Evet geçen yazımızda Oklahoma niyetimizi beyan eylemiştik. Üniversitenin büyük bir spor salonu var. Spor salonunda bir tırmanma duvarı var. Bayağıdır ilgimi çekiyordu zaten. O da ne! Mail kutuma "Bayanlar Kaya Tırmanışı" diye bir ilan gelmesin mi? Gelsin! İlgimi çekti, mail attım. Jenny diye bir hanım kızımız organizatör. Amatör tırmanıcıları Oklahoma'da bir doğal parka götürüp kaya tırmanışı yaptıracakmış. Tabiki kayt yaptırdım.

Hiç deneyimsiz olduğumdan dolayı ön ders almam gerekliymiş. Perşembe günü spor salonuna gittim. Bir grup profesyonel tırmanışçı bize tırmanmanın inceliklerini anlattı. Elimize ipleri verip düğüm atmayı falan öğrettiler. Sonra da hadi bakalım tırmanın dediler. Sistem şu şekil, duvarın en üstünden aşağıya bir ip sarkıtılmış. Bildiğin makara sistemi. İpin bir ucuna kendini bağlıyorsun, diğer ucuna ise arkadaşın bağlanıyor. Bir de yerden çıkan ipler var, o ipe de arkadaşın bağlanıyor. Yani sen tırmanırken ipin diğer ucunu arkadaşın tutuyor. Kayarsan falan yere düşmüyorsun havada asılı kalıyorsun. Yani tehlikesi yok gibi. Neyse bağlandık iplere denedik tırmanmayı. Aşağıdaki coşkulu kalabalığın tezahüratlarına rağmen zirveye kadar çıkamadım. Ancak 2. kata kadar tırmanabildim. Zira korkutucuydu.
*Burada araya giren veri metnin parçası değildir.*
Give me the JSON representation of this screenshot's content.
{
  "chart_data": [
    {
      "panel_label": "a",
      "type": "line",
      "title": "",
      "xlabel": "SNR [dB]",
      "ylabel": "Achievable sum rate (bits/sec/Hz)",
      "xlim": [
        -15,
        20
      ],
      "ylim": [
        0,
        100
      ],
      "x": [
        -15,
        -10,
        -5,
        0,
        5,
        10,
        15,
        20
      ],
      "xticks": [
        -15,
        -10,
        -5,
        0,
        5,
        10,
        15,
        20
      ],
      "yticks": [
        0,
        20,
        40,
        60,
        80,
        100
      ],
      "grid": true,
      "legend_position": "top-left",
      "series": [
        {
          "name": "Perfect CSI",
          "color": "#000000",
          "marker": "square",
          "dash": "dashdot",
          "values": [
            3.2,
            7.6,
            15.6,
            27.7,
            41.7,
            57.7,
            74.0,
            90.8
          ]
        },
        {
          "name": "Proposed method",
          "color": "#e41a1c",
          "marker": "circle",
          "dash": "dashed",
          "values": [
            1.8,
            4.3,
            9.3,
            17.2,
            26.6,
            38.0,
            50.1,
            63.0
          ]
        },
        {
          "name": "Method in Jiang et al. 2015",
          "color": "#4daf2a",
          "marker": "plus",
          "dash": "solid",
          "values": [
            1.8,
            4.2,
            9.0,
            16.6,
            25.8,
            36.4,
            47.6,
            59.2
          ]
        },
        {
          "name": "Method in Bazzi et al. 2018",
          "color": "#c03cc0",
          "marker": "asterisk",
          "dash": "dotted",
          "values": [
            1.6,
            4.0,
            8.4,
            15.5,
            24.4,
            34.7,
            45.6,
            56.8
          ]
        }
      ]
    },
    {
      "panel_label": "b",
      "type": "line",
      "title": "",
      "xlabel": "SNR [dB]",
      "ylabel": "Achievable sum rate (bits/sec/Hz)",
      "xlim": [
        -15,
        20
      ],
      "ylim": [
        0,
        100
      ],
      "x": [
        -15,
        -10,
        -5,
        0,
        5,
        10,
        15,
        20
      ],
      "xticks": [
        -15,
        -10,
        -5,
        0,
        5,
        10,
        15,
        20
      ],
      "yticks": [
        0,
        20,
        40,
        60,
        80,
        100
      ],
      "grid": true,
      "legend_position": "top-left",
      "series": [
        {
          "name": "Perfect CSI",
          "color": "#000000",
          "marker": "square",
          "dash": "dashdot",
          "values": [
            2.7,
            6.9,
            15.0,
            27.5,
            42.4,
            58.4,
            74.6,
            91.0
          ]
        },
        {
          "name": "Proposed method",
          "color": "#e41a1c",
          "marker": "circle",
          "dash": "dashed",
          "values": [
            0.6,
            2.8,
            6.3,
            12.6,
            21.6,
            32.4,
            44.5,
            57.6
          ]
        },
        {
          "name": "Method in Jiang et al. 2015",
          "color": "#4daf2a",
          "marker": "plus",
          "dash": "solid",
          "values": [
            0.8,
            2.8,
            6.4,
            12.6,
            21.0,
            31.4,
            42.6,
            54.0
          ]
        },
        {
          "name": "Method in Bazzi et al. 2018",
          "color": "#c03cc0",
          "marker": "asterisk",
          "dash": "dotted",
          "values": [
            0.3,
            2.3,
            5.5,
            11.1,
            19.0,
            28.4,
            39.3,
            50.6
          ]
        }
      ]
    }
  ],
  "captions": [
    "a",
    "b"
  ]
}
Bu deneyimden sonra ertesi günkü gezi için bavulumu hazırlamaya eve gittim. Her türlü kamp malzememi güzelce istifledim. Küçük bir bavul olmasına özen gösterdim. Ertesi gün sabah dersinden sonra tırmanışçı arkadaşlardan biri beni aradı. Daha önce onlara yemek hususunda seçici olduğumu, domuz ve alkolün haram olduğundan dolayı öyle her şeyi yiyemeyeceğimi söylemiştim. Onlara yiyebileceğim şeylerin bir listesini vermiştim. Alışverişe çıkmışlar ama bazı yiyecekleri bulamamışlar. İşte arkadaş ondan aramış. Bunları bulamadık, seninle alışverişe çıkalım mı dedi. Ben de olur dedim. :) Gittik markete, benim yiyebileceğim şeyleri aldık. Arkadaşta bunları not etti (sonraki gezilerde müslümanlara özel yiyecekler alabilmek için). Alışverişi bitirip okula döndük.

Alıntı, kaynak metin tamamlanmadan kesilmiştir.